Changes in the system prompt between Claude Opus 4.6 and 4.7
Behavior changes: acting vs clarifying
- Many note the new “act rather than clarify” behavior in 4.7 versus 4.6.
- Some like the reduced friction: fewer redundant questions, faster progress.
- Others strongly dislike it: the model makes wrong assumptions, starts harmful or incorrect edits, and requires more user interruptions.
- Several users now explicitly prompt the model to ask more questions, even inserting mandatory “interview phases” or rules like “don’t assume; ask.”
- There is concern that this behavior is effectively “hardcoded” in the system prompt and can’t be reliably overridden by user prompts.
Malware, security, and refusals
- Multiple comments describe “malware paranoia,” especially in 4.7 but also seen in 4.6.
- Reports include:
- Overzealous refusal patterns in mundane corporate contexts.
- Extra tool-call turns devoted to justifying malware-safety decisions, burning tokens.
- Normal data-analysis scripts or web-scraping and security research being blocked or derailed.
- Some suspect new steering techniques or base-model changes, not only system-prompt tweaks.
- Others argue tight malware controls are necessary given the models’ increasing coding capability.
Prompt cache, tool use, and latency/cost
- The Claude Code system-prompt diff reveals detailed guidance on choosing
delaySecondsto align with a 5‑minute prompt-cache TTL. - Advice like “don’t pick exactly 300s” strikes some as overly verbose but explains why many sessions see unexpected token burn.
- Some users are surprised that long-running, tool-heavy sessions still incur frequent full-context reload costs.
System prompt size, structure, and performance
- The system prompt is described as very long (thousands of words/tokens), raising concerns about:
- Context bloat and instruction dilution.
- Infrastructure cost and inefficiency, despite caching.
- Debate over why more behavior isn’t “baked into the weights” instead of layered via enormous prompts.
- Others note big, cached system prompts are now typical across major LLMs.
Safety sections (eating disorders, child safety, etc.)

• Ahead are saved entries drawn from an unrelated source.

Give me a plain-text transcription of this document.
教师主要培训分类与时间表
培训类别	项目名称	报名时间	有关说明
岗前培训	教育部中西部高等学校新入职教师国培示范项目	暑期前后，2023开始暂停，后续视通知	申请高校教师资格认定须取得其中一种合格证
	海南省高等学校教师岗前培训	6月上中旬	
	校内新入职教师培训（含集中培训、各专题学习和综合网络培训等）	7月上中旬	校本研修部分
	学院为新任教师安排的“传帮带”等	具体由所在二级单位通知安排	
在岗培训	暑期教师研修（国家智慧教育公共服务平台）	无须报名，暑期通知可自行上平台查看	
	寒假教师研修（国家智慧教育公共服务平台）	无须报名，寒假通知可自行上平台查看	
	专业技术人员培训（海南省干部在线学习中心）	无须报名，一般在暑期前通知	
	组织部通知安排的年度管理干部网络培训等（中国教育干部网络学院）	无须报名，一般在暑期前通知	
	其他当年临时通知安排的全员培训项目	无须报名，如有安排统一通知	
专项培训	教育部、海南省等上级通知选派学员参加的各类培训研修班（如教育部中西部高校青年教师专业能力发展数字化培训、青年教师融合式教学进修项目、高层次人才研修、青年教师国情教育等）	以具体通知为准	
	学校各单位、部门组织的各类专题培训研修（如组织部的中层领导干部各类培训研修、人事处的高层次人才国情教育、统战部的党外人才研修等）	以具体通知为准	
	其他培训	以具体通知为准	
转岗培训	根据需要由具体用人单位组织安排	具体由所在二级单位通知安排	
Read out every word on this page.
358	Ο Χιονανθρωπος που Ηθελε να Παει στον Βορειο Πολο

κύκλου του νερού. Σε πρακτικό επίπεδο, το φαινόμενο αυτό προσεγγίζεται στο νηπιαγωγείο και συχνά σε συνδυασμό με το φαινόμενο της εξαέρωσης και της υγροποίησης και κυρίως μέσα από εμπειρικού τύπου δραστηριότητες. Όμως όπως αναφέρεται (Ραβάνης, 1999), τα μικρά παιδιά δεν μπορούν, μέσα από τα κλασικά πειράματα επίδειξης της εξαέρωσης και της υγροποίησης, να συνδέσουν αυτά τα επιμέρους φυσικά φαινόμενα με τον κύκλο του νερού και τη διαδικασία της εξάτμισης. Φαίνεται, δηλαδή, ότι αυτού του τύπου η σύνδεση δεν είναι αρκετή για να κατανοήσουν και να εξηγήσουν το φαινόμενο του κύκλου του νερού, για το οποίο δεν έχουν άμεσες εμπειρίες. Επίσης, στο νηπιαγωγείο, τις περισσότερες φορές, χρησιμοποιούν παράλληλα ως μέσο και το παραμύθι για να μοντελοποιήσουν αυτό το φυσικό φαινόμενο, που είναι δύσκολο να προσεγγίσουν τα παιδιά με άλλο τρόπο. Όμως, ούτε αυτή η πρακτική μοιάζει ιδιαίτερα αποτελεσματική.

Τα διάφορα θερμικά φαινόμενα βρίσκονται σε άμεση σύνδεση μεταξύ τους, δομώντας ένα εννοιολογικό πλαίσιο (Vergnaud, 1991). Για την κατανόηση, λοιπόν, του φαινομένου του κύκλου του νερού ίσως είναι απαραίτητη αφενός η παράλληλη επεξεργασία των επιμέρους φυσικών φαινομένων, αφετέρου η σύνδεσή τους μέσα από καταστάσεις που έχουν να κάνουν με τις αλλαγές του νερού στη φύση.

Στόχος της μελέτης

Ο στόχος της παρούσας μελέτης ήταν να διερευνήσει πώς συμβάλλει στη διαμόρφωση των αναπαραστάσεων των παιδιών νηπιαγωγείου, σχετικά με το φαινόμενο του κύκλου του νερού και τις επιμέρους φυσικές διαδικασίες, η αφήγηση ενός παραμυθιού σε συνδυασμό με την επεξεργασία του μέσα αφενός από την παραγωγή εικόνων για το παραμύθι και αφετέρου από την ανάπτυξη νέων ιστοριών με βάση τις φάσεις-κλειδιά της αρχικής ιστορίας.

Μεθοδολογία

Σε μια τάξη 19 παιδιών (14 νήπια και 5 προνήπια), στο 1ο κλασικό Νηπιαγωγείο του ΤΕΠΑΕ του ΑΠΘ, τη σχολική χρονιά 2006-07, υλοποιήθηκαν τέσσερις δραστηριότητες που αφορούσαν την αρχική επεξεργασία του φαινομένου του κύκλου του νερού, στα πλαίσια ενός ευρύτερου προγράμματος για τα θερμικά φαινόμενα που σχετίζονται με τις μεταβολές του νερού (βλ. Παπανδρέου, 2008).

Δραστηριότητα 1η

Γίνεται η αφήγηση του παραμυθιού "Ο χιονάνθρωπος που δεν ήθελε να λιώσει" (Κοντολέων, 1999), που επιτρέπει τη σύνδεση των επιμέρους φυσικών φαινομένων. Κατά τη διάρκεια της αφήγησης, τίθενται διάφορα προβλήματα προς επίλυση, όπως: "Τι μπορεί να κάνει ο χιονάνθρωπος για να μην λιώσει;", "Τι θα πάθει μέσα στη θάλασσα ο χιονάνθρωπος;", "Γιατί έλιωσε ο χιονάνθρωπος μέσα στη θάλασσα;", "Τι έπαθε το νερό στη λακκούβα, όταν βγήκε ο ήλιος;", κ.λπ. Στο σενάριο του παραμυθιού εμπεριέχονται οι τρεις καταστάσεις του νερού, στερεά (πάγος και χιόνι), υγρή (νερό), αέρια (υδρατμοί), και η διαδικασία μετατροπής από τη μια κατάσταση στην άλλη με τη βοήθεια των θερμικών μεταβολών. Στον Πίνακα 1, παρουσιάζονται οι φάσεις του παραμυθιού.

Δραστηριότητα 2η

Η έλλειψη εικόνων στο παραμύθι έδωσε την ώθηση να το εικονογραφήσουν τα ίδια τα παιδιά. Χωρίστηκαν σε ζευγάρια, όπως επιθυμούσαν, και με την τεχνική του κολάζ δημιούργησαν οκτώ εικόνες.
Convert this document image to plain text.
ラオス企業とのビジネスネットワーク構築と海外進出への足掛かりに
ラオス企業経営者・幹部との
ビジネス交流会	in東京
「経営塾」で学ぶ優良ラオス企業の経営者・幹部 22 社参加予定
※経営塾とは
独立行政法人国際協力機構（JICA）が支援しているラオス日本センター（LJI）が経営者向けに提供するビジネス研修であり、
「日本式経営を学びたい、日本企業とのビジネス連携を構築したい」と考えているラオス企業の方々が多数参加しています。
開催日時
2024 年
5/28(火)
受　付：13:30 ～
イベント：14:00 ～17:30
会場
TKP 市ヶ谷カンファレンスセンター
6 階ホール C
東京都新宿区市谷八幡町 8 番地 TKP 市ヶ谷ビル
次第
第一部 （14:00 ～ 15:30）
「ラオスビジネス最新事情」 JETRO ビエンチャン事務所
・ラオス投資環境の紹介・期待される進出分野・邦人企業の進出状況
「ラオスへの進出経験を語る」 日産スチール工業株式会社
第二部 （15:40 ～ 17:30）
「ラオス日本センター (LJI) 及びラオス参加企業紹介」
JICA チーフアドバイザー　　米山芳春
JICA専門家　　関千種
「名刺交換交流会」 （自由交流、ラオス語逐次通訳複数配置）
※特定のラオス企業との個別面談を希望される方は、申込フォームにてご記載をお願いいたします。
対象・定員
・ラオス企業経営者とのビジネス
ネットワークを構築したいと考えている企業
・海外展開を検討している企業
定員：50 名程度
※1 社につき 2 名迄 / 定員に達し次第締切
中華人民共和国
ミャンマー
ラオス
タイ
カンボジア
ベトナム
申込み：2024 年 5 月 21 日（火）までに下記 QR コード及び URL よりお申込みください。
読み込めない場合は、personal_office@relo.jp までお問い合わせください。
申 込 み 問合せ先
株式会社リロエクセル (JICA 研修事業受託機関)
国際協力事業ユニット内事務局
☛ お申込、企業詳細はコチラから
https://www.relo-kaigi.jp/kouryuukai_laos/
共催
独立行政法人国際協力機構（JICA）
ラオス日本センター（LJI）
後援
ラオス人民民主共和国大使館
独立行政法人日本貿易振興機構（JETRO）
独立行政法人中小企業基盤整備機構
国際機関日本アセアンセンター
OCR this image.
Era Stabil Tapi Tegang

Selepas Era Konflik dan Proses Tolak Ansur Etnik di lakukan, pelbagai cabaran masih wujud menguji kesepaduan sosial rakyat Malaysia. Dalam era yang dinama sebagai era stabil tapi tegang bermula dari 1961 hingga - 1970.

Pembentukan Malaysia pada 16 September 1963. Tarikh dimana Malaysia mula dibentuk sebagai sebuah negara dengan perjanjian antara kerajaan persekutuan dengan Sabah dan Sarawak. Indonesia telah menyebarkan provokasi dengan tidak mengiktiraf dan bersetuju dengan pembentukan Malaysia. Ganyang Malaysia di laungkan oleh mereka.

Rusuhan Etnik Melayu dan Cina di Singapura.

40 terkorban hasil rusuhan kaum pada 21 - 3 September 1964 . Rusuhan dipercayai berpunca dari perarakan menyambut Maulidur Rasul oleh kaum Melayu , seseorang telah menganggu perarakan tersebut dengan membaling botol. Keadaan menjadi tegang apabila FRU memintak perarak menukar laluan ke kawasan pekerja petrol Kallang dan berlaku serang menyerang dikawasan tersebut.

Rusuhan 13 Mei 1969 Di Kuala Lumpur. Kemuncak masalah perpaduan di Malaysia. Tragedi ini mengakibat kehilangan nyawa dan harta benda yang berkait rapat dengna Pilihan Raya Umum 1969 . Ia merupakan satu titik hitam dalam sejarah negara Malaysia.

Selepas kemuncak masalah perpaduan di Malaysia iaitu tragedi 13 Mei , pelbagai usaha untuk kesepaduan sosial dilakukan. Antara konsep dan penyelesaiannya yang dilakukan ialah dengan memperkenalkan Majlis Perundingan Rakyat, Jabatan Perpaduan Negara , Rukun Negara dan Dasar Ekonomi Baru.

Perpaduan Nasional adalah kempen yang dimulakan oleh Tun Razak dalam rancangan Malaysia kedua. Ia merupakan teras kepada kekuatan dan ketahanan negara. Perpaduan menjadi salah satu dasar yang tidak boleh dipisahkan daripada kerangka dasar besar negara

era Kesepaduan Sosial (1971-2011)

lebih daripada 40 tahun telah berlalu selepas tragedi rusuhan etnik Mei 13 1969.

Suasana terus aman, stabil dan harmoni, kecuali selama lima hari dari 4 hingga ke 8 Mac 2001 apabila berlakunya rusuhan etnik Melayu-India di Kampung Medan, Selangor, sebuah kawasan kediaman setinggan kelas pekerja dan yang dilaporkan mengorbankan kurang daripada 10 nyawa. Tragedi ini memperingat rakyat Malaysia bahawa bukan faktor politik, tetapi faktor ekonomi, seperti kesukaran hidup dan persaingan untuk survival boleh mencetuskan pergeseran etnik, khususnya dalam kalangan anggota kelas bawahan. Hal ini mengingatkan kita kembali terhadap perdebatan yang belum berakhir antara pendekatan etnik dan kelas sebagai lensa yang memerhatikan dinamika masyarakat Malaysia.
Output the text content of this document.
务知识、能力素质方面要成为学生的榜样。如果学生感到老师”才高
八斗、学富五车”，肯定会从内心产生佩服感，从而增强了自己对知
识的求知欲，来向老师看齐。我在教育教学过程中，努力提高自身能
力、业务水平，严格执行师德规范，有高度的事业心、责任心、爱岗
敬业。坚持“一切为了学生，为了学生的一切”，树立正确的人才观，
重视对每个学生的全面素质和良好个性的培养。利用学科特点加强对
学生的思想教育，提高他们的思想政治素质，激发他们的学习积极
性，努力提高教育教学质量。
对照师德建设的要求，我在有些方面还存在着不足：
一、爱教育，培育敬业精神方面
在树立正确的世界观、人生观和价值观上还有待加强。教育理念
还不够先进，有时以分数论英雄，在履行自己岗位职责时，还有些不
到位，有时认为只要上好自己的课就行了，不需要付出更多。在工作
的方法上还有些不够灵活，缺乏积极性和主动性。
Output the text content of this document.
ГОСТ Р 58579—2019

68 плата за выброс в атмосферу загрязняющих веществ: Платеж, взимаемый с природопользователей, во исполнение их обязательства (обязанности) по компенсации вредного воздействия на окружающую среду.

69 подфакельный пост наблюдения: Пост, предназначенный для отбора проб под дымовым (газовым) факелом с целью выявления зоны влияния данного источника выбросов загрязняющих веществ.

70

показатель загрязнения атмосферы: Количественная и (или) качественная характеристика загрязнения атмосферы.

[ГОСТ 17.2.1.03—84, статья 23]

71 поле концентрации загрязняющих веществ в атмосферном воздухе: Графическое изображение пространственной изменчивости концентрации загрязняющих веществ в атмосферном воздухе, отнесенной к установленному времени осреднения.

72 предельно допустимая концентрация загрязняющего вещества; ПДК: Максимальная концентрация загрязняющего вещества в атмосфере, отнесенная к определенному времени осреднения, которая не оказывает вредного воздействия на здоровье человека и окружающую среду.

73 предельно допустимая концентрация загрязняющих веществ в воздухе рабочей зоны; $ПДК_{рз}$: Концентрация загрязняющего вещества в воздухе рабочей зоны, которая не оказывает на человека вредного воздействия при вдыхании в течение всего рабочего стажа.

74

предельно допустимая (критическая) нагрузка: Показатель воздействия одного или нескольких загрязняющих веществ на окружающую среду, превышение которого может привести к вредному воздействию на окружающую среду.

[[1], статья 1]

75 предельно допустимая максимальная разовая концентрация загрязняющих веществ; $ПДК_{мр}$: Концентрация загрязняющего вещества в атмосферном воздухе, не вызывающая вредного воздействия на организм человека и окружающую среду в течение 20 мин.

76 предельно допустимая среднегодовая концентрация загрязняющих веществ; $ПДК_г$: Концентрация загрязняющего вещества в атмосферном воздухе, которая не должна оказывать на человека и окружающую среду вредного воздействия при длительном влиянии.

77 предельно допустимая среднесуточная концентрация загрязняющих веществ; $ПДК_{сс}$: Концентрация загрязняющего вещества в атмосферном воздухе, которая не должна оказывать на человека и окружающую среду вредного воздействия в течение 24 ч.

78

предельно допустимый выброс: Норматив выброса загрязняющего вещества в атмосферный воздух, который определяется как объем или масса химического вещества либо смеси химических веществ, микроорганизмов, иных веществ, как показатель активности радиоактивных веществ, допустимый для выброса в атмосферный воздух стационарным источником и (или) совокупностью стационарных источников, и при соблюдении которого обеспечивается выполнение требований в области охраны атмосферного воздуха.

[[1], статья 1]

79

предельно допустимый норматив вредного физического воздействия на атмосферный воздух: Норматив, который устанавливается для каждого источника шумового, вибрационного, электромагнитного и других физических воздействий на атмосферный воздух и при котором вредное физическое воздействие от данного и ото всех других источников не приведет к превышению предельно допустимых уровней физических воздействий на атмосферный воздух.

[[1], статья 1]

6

- The eating-disorder guidance is seen by some as common-sense harm reduction; others see it as niche, prompt-bloating “tax” applied to every request.
- Concerns:
- Incremental accretion of topic-specific safety sections could lead to huge, opaque guardrail stacks.
- Potential future overreach where benign queries (e.g., basic calorie info) might be overblocked.
- Counterpoints:
- Eating disorders are argued to be common and high-risk enough to justify explicit handling.
- The system prompt is framed as a temporary patch until safer behaviors can be trained directly into the model.
- Some worry this reflects a broader trend toward moralistic control and narrowing of acceptable inquiry; others emphasize legal liability and user trust.
Alignment, identity, and wording style
- Commenters note the system prompt’s use of “Claude does/does not X” rather than “you,” suggesting:
- A deliberate attempt to anchor the model in a specific persona (“Claude”) rather than a generic “you.”
- A “what would Claude do?” style of self-alignment, analogous to training a role or character.
- Discussion of “positive prompting” patterns (“Claude does Y” instead of “never do X”) as more effective than prohibitions.
User control, options, and specialization
- Shared frustration that many behaviors (concise answers, less clarifying, strong safety stances) are fixed at the system level instead of being user-selectable modes.
- Some want separate profiles: e.g., verbose expert mode vs. short consumer mode; cautious vs. research/security-friendly; or multiple “characters” tuned to different workflows.
- Developers building agents describe adding their own orchestration layers (Socratic sub-agents, interview phases, self-evaluating prompts) to claw back control from the default behavior.
Perceived regressions and model comparisons
- Opinions on version quality are mixed:
- Some feel 4.7 improves in options and certain capabilities but worsens decision quality or induces decision fatigue.
- Others say 4.6 became “unusable” due to oversensitive cybersecurity flags and session terminations.
- A few users nostalgically prefer 4.5.
- There is debate about whether improvements in safety and capability are beginning to trade off directly against practical usability for advanced users.